Le contrat à terme sur l’indice vedette Dow Jones Industrial Average, qui donne sa tendance, prenait 0,47%. Celui de l’indice élargi S&P 500 gagnait 0,44% et celui du Nasdaq, à dominante technologique, montait de 0,31%.

L’actualité du jour était dominée par les conséquences de la décision du président américain Donald Trump de sortir de l’accord conclu en 2015 avec l’Iran. M. Trump a annoncé mardi le rétablissement des sanctions contre la République islamique d’Iran, sanctions qui avaient été levées en contrepartie de l’engagement pris par Téhéran de ne pas se doter de l’arme nucléaire.

De leur côté, les Européens engagent dès ce mercredi des consultations pour tenter de sauver l’accord, que Pékin veut également sauvegarder. 

«L’enjeu consiste maintenant à déterminer si l’accord va exploser en plein vol prochainement, ou si sa disparition à petit feu sera la voie empruntée», observent les analystes de Aurel BGC dans une note.

Secteur pétrolier dans le vert

«Alors que certains investisseurs se sont réconfortés du fait que l’Iran s’est engagé à rester dans l’accord nucléaire malgré le retrait des États-Unis, ils se méfient de l’escalade des tensions au Moyen-Orient», juge quant à lui Christopher Dembik, responsable de la recherche économique chez Saxo Banque.

Toutefois, «la nouvelle était bien intégrée, il n’y avait pas de surprise», souligne auprès de l’AFP Frédéric Rozier, gestionnaire de portefeuille chez Mirabaud France.

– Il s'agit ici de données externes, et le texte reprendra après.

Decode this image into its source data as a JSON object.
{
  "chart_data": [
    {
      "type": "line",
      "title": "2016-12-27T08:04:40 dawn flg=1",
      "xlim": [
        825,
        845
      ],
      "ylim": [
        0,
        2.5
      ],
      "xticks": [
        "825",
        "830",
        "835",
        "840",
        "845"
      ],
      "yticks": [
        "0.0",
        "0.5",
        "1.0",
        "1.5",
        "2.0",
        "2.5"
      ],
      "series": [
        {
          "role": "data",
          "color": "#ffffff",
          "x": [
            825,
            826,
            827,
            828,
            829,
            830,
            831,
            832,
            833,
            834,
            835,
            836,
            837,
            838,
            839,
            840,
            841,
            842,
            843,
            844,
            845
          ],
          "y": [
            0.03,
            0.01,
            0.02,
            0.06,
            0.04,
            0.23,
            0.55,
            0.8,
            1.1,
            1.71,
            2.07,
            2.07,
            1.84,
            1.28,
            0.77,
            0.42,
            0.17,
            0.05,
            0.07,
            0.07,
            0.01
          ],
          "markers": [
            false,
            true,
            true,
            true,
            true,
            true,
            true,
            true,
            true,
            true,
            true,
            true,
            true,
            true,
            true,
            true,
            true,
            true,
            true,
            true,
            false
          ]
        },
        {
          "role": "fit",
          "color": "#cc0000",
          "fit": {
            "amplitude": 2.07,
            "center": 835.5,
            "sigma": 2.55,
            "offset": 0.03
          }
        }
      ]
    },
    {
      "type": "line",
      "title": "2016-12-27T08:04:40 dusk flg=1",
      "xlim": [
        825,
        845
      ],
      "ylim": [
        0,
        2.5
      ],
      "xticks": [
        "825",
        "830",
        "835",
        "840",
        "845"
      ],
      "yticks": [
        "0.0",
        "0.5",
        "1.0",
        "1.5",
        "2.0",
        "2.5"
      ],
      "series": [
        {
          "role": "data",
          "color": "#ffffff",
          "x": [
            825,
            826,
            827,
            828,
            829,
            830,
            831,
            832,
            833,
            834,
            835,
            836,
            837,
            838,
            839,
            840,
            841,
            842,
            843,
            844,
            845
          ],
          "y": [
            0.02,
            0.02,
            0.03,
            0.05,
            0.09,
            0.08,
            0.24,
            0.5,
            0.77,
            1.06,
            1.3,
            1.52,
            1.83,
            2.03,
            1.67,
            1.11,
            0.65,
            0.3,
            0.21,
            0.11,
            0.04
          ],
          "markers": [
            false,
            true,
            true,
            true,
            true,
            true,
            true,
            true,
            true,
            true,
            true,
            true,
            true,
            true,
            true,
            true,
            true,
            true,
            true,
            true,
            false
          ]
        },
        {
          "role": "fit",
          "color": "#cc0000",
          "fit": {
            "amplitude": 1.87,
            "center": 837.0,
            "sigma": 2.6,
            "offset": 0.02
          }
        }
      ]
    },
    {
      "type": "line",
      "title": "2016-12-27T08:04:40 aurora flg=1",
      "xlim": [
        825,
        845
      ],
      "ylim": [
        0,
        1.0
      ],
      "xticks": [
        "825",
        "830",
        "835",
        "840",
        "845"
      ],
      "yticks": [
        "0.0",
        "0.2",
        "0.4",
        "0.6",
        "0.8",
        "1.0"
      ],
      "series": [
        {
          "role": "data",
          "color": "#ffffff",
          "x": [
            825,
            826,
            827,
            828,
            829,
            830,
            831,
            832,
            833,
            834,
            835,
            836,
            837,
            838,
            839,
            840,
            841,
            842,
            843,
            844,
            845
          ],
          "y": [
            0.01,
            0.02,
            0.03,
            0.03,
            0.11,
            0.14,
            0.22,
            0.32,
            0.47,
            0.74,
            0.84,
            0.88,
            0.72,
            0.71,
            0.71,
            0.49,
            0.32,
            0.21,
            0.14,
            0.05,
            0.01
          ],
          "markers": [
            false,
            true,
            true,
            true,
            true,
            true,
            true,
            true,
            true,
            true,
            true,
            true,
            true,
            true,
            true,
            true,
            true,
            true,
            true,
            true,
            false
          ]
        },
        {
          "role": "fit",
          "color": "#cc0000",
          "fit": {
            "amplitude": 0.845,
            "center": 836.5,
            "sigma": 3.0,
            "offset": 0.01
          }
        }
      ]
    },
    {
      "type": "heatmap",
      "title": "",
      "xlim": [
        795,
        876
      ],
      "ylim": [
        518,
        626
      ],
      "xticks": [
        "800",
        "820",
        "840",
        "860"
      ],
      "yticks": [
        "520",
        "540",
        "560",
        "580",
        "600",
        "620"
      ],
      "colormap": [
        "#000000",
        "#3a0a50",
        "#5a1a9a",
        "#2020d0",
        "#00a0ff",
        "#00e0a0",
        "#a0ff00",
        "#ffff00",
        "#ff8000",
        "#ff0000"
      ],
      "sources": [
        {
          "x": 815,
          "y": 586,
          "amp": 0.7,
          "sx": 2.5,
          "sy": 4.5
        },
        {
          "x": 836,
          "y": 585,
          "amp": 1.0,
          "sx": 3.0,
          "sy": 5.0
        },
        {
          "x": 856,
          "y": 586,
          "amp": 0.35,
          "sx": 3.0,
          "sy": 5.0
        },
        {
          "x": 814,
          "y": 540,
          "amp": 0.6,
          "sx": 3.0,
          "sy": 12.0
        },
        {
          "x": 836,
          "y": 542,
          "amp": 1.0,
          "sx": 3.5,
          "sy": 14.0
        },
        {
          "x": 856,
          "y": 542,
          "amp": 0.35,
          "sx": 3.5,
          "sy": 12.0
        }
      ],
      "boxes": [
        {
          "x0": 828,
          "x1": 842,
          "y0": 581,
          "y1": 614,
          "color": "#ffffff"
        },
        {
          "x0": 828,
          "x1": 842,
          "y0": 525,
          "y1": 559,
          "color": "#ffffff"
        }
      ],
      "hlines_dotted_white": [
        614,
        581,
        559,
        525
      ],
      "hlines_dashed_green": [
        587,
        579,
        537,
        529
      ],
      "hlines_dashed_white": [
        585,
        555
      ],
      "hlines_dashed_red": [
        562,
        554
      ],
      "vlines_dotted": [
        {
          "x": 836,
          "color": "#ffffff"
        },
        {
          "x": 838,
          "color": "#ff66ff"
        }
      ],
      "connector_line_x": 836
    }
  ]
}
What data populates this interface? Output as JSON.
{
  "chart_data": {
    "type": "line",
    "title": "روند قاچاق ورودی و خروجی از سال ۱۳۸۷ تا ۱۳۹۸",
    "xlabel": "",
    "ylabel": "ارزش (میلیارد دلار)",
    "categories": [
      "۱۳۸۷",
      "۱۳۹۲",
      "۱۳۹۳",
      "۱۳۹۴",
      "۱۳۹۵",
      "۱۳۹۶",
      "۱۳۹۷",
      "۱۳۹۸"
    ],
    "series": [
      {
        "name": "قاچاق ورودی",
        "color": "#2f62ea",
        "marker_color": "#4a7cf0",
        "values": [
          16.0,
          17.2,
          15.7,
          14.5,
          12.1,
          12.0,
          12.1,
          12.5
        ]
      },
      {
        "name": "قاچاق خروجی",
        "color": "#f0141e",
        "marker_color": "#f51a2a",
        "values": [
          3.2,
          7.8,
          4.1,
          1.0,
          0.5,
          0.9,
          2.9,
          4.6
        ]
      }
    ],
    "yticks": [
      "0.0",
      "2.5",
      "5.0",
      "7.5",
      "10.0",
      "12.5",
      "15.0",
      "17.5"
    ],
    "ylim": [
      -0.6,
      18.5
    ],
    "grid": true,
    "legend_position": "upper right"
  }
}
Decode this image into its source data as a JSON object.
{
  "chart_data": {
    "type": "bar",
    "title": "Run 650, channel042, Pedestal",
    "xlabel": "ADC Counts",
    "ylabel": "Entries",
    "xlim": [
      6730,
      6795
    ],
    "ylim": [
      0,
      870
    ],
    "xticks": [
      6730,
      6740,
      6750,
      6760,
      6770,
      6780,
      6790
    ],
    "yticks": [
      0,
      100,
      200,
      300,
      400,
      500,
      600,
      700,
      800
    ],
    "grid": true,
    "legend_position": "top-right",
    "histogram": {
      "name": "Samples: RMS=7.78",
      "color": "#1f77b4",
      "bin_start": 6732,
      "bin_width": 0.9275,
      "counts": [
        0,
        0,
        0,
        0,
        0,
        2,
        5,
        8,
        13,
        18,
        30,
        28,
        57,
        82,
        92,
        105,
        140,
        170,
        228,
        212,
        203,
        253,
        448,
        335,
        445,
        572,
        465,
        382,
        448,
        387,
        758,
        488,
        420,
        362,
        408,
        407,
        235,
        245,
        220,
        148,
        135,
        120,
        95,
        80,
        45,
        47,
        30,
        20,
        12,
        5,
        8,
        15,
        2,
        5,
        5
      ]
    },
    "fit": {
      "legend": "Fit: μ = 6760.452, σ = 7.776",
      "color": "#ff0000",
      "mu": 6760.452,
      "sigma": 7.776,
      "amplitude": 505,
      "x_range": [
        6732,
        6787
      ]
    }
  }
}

Par ailleurs, l’euro faible, qui s’échangeait à 1,18 dollar mercredi, était un facteur de soutien pour les marchés européens.

Du côté des indicateurs, la France a publié un indice de production industrielle en recul de 0,4% en mars.

Le niveau des stocks américains de pétrole est attendu à 16h30.

Sur le front des valeurs, Airbus cédait quelques euros. La décision du président américain Donald Trump affecte le groupe, qui fait partie des quelques sociétés ayant reçu soit des licences spéciales soit le feu vert du Trésor américain pour commercer avec l’Iran après la levée d’une partie des sanctions internationales ayant suivi l’accord de 2015.

Le secteur pétrolier profitait à l’inverse de l’envol des cours de l’or noir, à l’instar de Vallourecou TechnipFMC. Total gagnait du terrain. En 2017, le français, associé au chinois CNPC, avait signé un accord majeur pour un investissement de 5 milliards de dollars en Iran. Le pétrolier a par ailleurs annoncé la vente de ses stations-service en Haïti.

PSAprésent en Iran, était en recul. Renault baissait également.

Suez baissait après avoir fortement grimpé la veille.